Cloud-based software giant Salesforce.com rethinks pet-at-work policy with a new sharing program
100 Best Companies to Work For: No.7
Global Headcount: 14,000
Revenue: $4 billion
Perk: A paid volunteer time-off program allows employees to use 1% of their hours toward volunteering at any nonprofit—typically six days a year.
Here’s a canine-friendly perk that’s not just for the dogs. Salesforce’s new experiment offers a communal workspace where employees can bring their best friends to work. The onsite facility is a mash-up of doggy day care and shared office, where up to six employees can work while supervising their pets. Reservations are required, and the room is often full. All dogs must be registered with security and get a photo ID badge. Puppyforce, a community effort, is managed by a network of dog lovers who have created an affinity group.
Sara Varni, a vice president of marketing and mother of three, began using the perk six months ago as backup whenever her dog walker wasn’t available. Varni says she brings her Australian shepherd, Memphis, to work at least once a month. “I think it elevates everyone’s mood,” she says. “And at the end of the day it makes me more productive too.”
Even the dogless have taken advantage. Sean Alpert, a director of product marketing, says a busy travel schedule prohibits him from having a dog. Instead, he visits Puppyforce a few times a week to play with his four-legged pals. “On a particularly stressful day, I took my friend’s French bulldog for a walk. It helped to take my mind off things for a while and lightened my mood.”
Leave it to Salesforce, the San Francisco–based maker of customer relationship management software, to develop a new spin on a growing trend. The 15-year-old company has long eschewed the typical—employees are highly flexible and don’t have dedicated phones or desktop computers. Its workforce is truly mobile, using smartphones and laptops at long tables made of repurposed barn doors in an unreserved open plan.
The house that Marc Benioff built is a hotbed of cultural innovation. Onsite wellness centers, a lack of traditional workstations, and high pay (account execs average more than $100,000) have helped it earn a spot on Fortune’s Best Companies list for the past six years. Yet it’s the company’s unique approach to collaboration that spawned a dog-friendly zone. Employee discussions on Chatter, its in-house, feed-based social network similar to Facebook, inspired the concept. (Chatter is also a Salesforce product.)
But not everyone was keen on dogs.
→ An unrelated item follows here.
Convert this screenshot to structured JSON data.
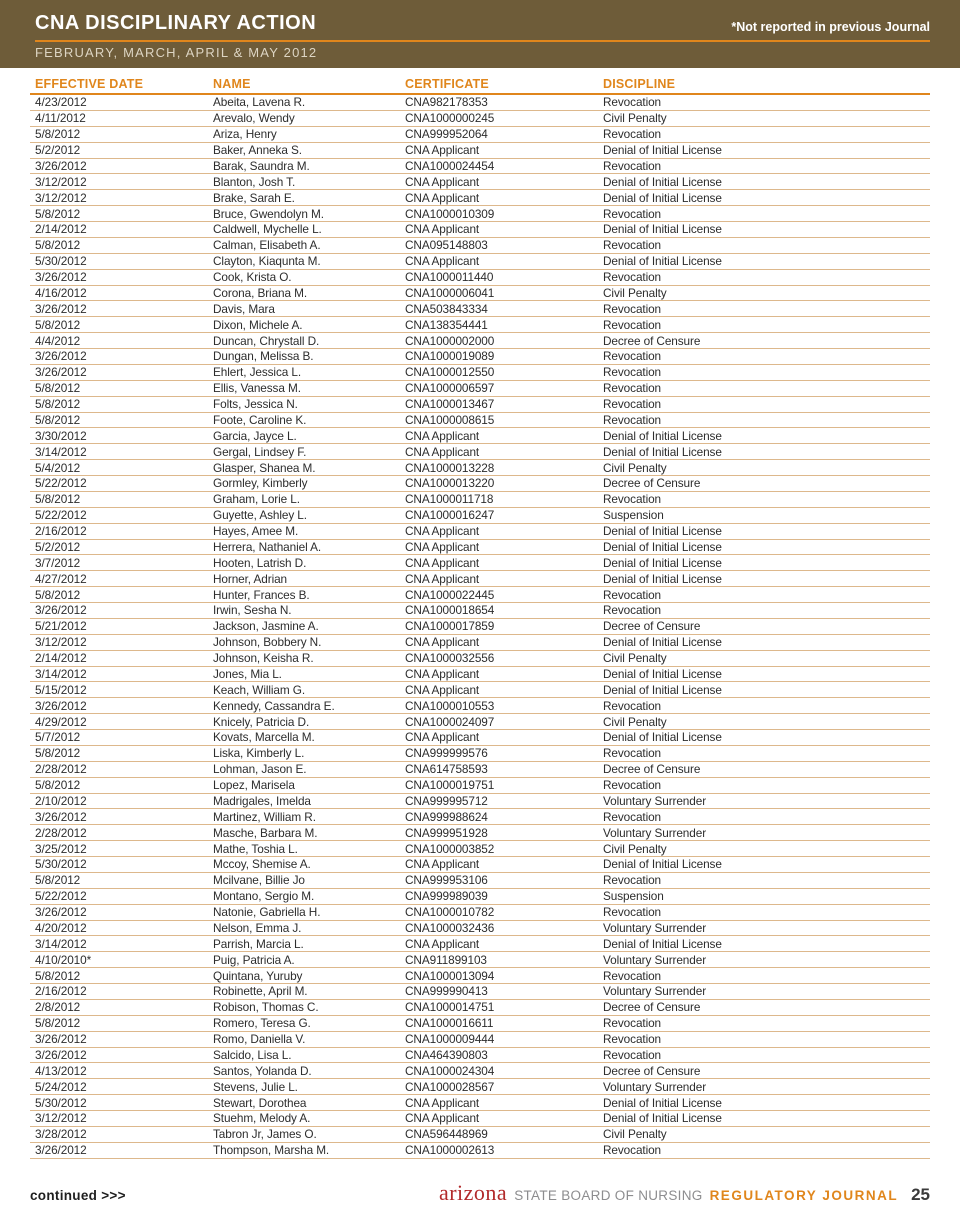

Allergy-prone colleagues were worried about dander. Some warned about hygiene as well as disruptive barking during all-important sales calls—and, of course, the occasional accident. After listening to feedback, Salesforce decided to create an independent, soundproof workspace for dog owners, with rubber flooring.
The trial program will be expanded when the company, the largest tech employer in San Francisco, moves into new digs in Salesforce Tower in 2017. Puppyforce is also being considered for locations in Chicago, Seattle, Vancouver, Munich, and Stockholm.
“People love it,” says Monika Fahlbusch, senior vice president of global employee success. “Everybody who had concerns now raves about our solution because it really met everyone’s needs.” That’s a dogma anyone can embrace.
This story is from the August 11, 2014 issue of Fortune.